Do your students know the difference between letters and words? It’s of the most fundamental and easily missed concepts about print, and until I was in my training year for Reading Recovery, I had never noticed my students using ‘letters’ and ‘words’ interchangeably, or understood why spaces between words, word family patterns and other strategies made no sense to some of them. In their minds, everything was just a big mess of letters (that they might call words, sometimes, because, after all, they all looked the same!)
I tried to tell my students that letters represent sounds, and that we speak using words, words have meaning and are made up of letters in a specific order, but you can imagine how that went.
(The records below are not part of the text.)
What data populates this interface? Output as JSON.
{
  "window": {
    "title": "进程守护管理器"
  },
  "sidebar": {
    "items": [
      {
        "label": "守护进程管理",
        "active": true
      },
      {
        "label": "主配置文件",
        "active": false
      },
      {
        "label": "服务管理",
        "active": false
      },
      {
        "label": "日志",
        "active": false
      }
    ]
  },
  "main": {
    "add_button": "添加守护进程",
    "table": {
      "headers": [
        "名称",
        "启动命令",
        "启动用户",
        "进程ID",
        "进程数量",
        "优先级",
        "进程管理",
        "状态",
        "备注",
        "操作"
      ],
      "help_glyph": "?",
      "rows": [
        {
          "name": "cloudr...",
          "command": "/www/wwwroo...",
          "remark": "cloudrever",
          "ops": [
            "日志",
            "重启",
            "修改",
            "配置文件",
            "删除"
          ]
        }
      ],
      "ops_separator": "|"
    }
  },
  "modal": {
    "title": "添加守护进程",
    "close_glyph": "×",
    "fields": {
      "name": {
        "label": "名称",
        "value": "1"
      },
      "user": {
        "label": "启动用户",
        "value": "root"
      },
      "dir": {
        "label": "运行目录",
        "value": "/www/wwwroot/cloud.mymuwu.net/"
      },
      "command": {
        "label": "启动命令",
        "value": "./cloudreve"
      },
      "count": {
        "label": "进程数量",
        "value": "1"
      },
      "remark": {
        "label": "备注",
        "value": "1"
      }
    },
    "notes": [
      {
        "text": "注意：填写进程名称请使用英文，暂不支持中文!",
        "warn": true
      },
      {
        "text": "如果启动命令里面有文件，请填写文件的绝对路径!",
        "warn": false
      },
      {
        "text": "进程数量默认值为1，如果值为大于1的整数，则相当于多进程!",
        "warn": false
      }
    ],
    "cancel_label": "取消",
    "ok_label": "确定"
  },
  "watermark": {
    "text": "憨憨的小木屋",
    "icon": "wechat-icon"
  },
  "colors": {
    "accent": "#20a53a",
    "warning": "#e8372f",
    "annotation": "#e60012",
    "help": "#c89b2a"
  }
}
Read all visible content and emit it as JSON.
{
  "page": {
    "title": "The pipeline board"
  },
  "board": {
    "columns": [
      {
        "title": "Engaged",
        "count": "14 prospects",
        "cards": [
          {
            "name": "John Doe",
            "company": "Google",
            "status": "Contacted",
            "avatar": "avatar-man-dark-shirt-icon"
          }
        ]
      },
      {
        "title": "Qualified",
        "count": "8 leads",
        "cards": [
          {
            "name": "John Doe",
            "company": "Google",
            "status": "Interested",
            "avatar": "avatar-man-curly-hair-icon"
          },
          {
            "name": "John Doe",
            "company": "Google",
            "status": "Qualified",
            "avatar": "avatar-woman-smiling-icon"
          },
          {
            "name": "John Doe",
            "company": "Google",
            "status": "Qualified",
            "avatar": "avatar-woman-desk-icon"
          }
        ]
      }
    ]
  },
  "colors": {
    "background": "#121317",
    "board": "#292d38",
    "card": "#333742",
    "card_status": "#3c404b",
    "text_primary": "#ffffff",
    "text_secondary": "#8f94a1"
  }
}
Here is what I learned in my training that worked:
Step 1:
Using any kind of letters that can be moved independently of each other, make two or three short, easy words that your student will recognize. Say “These are words.”
Step 2:
Now spread those same letters out randomly and ask, “What do you see now?” Chances are, you’ll get the correct answer, at which point you can elaborate and confirm that indeed they are ‘only letters’, that they are by themselves, not in any special order and do not mean anything. They just represent sounds.
Step 3:
Ask the child how letters become words. Build a word or two together and talk about what those words mean. Repeat every few days for a couple of weeks with different types of letters. Be creative!
Have fun playing with letters and words by keeping sessions short and sweet, and adding movement and laughter in where possible!
This video shows an activity I adapted for kindergarten, and ideas for setting up your classroom to reinforce this concept visually:
Consolidating:
These early literacy concepts can be easily forgotten or confused without repetition until they are fully consolidated. Visuals really help, and can be created in a number of ways.